Common Criteria (CC) is an international certification accepted by many countries. Obtaining the CC certification is an endorsement that our product has been evaluated by competent and independent licensed laboratories for the fulfilment of certain security properties. This certification is recognized by all the signatories of the Common Criteria Recognition Agreement (CCRA). The CC is the driving force for the widest available mutual recognition of secure IT products. Having this certification is an assurance of security to a standard extent and can provide VMware with the much needed business parity or advantage with its competitors.
Enterprise users can configure the Common Criteria Firewall settings both at the Edge and Profile levels. By default, this feature is deactivated.
To configure Common Criteria Firewall settings for a Profile, perform the following steps:
Procedure
- In the SD-WAN service of the Enterprise portal, go to .
The
Profiles page displays the existing Profiles.
- Click the link to a Profile or click the View link in the Device column of the Profile. You can also select a Profile and click Modify to configure the Profile.
- The Device tab displays the configuration options for the selected Profile.

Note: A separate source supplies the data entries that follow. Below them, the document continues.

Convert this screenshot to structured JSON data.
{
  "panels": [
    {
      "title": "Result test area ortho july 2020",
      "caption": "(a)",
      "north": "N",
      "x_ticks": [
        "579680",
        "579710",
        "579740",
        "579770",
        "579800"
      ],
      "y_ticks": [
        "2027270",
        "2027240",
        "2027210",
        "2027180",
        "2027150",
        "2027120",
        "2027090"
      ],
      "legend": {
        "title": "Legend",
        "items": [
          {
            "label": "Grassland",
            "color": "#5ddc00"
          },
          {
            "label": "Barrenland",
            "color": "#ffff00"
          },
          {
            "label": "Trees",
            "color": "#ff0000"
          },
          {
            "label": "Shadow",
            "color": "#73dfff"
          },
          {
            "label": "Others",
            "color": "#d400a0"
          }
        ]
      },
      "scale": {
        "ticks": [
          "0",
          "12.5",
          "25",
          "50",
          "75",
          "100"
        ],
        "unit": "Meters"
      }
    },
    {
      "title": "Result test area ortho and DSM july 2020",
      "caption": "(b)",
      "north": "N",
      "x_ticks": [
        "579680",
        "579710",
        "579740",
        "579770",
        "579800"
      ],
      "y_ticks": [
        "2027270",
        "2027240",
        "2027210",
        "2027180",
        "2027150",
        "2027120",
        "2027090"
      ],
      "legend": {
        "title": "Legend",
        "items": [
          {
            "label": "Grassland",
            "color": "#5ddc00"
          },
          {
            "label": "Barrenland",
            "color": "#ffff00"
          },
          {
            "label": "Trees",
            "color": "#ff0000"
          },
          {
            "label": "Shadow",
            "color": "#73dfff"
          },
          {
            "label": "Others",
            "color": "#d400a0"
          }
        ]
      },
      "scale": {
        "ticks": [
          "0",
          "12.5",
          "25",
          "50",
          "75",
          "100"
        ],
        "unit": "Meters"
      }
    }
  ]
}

- In the Connectivity category, click Common Criteria Firewall.
- Turn on Enable Common Criteria Firewall toggle button.
When the
Enable Common Criteria Firewall option is set to On, the following packets are automatically dropped, counted, or logged:
- Packets with invalid fragments or fragments which cannot be completely re-assembled that are destined to the Edge.
- Packets where the source address is defined as being on either broadcast network, multicast network, or loopback address.
- Packets with the IP options: Loose Source Routing, Strict Source Routing, or Record Route specified.
- Packets which have the source or destination address as unspecified or reserved for future.
- Packets where the source address is equal to the address of the network interface where the network packet was received.
- Packets where the source address does not belong to the networks reachable via the network interface where the network packet was received.
- Packets where the source or destination address of the network packet is defined as being unspecified (i.e. 0.0.0.0) or an address “reserved for future use” (i.e. 240.0.0.0/4) as specified in RFC 5735 for IPv4.
- Packets where the source or destination address of the network packet is defined as an “unspecified address” or an address “reserved for future definition and use” (i.e. unicast addresses not in this address range: 2000::/3) as specified in RFC 3513 for IPv6.